Quiet transition activities...McGraw-Hill

Five Easy Transition Activities

1. Free-Writing Exercises
Give students who finish an activity early a guided, free-writing topic that
relates to the next subject that you are about to teach. You can ask them to:
• write everything they know about the subject
• write a list of questions they have about the topic
• write their personal feeling about the topic
• imagine they are another person, a historical figure perhaps, and how they
would view the topic

2. Big Question Writing
Ask students to write a paragraph about a "big question." A few suggestions:
• What qualities should a president have?
• If you could invite three people to dinner, whom would you invite? Why?
• If you could travel to the moon, would you go? Why?
• Do you believe there is life on other planets? Why?
• If humans are able to create sophisticated forms of artificial intelligence in
robots, what should they be used for?
• Does the planet need biological diversity to sustain its living organisms?

3. Challenge of the Day
Write a challenge question on the board and allow students to begin working
on it while they trickle into class.

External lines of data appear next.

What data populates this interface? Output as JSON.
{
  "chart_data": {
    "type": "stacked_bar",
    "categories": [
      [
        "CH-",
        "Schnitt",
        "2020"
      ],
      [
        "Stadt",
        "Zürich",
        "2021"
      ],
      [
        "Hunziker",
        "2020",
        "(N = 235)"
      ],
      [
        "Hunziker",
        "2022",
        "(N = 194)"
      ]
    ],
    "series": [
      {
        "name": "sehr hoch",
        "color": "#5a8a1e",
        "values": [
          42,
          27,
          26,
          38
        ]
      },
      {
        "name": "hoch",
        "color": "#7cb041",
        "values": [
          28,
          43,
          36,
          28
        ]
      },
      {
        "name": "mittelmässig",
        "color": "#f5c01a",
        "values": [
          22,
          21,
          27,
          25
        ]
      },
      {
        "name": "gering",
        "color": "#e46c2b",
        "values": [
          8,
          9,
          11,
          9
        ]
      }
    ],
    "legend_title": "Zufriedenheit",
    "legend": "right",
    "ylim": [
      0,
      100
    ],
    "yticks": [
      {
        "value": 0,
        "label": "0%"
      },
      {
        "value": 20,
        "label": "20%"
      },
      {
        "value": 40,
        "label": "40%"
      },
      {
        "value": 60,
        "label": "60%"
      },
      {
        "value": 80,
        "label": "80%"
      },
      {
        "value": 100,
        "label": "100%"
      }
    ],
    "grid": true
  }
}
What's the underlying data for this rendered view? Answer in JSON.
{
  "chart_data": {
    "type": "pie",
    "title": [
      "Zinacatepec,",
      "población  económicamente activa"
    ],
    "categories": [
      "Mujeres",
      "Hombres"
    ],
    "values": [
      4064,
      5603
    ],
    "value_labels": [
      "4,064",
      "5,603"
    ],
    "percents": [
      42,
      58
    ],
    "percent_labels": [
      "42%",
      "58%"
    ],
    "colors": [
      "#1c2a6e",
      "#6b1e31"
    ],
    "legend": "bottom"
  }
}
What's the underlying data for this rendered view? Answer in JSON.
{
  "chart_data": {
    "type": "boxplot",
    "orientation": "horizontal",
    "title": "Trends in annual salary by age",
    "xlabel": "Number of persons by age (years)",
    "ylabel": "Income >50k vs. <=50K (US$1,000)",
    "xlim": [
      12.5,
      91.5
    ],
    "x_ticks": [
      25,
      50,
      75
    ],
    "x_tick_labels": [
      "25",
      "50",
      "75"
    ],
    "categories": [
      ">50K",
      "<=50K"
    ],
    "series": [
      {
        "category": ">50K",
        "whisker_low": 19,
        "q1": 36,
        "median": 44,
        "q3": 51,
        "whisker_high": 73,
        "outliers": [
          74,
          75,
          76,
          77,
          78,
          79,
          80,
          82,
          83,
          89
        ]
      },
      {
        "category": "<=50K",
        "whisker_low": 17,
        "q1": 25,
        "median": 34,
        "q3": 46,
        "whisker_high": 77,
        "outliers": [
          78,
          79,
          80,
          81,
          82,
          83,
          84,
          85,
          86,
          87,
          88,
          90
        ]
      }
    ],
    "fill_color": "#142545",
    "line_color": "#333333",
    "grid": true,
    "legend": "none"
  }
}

Award students points for effort and more
points for getting it right.

4. Homework Business
Ask students to review homework a final time prior to turning it in.
Have students write down new homework assignments that have been written
on the chalkboard.

5. Skim and Scan Pre-Reading
Ask students to skim and scan the next chapter in the textbook and create an
outline based on the table of contents, section titles, and/or first sentences of
the first paragraph in each new section.